Belle et longue lettre en espagnol évoquant son voyage au Kenya.

Adressée à Roberto Herrera Sotolongo – secrétaire et photographe d’Hemingway à Cuba – elle constitue un témoignage très vivant du deuxième safari kényan (1953-1954) au cours duquel l’écrivain vieillissant cherchait à retrouver les sensations qui, vingt ans plus tôt, lui avaient inspiré des chefs-d’œuvre tels que The Short happy life of Francis Macomber et The Snows of Kilimanjaro.

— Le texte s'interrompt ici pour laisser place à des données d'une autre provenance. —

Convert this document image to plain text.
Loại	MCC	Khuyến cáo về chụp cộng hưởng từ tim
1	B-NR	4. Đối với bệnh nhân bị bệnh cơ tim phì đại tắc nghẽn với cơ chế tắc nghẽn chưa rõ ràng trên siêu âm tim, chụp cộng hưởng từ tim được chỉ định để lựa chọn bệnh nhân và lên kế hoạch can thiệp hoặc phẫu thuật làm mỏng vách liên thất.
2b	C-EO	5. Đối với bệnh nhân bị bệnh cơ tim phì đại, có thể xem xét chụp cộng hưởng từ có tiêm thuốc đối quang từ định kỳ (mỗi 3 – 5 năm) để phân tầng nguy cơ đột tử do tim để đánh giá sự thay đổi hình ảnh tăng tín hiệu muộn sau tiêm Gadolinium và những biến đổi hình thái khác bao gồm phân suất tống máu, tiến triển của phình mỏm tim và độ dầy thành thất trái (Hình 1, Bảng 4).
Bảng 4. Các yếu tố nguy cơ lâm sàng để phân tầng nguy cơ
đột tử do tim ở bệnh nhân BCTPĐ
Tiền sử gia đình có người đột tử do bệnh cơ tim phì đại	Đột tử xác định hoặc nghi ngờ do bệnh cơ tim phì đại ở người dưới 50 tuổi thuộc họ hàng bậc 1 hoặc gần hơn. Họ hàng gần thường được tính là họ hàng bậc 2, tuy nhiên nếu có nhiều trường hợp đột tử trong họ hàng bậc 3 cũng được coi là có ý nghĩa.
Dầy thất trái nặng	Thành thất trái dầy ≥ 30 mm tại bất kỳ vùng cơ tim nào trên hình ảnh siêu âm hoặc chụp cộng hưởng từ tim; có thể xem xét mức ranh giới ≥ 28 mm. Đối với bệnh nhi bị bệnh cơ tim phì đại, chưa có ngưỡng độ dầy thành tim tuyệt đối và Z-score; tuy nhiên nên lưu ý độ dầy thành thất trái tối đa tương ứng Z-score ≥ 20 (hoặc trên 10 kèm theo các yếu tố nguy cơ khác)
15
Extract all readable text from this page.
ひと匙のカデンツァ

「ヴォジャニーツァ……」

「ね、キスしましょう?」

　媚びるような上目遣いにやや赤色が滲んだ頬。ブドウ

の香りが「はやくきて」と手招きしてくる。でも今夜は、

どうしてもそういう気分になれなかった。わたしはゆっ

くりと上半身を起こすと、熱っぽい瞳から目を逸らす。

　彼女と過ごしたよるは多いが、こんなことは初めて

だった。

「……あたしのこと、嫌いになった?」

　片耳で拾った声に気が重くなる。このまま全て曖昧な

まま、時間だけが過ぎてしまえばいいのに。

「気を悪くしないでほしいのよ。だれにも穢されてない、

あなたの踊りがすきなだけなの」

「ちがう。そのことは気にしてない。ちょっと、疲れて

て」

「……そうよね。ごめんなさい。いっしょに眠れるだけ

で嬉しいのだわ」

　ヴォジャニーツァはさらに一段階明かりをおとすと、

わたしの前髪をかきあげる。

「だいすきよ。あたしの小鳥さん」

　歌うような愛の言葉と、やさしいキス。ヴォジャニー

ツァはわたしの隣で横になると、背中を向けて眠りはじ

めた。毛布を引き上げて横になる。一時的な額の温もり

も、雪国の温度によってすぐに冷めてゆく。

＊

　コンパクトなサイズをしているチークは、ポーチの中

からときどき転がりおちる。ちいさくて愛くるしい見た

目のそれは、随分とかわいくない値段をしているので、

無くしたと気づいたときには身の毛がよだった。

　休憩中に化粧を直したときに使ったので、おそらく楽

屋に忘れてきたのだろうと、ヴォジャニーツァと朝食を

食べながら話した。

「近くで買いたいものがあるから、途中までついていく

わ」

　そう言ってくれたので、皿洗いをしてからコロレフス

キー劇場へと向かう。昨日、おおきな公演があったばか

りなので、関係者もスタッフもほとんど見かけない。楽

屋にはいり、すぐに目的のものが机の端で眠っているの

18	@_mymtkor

Cher et très apprécié Monstruo :
Je suis passé hier par Nairobi, j’ai terminé les premières préparations du safari et reçu ta lettre avec les chèques pour les gars dont le mystérieux chèque du Canada (d’un de mes enfants illégitimes ?) et l’important chèque de dividendes pour Miss Mary. Je pense qu’il est peut–être dangereux d’encaisser celui du Canada. Est-il certifié ? C’est peut-être l’œil de Moscou ou de la grande putain. En parlant de ça, quelles nouvelles de la Planète Putareal ? Raconte-moi de la Floridita et transmet mes salutations et mon amour le plus sincère au Leo et mon bonjour à tous ceux du bar ainsi qu’à Alvarez…
Le grand Mayito est ces jours-ci au Tanganyka et va nous rejoindre la semaine prochaine dans la propriété de Patricio. Mayito est connu dans les parages pour être le meilleur tireur cubain. Il tue plus de gens que le typhus ou que Pepe Quintanilla. Il est très bon fusil et tire plus vite que son ombre.

Il lui demande de prendre contact avec « l’Illustre don Andres » et de lui lire ce qu’il lui a écrit, car il n’a pas ses coordonnées et se lève tous les jours à 4h du matin, parcourant 10 à 15 milles par jours, de sorte que le soir il est mort et incapable de signer des chèques. Mais il a quand même traîné deux lions de 192 kg sur près de deux mille mètres…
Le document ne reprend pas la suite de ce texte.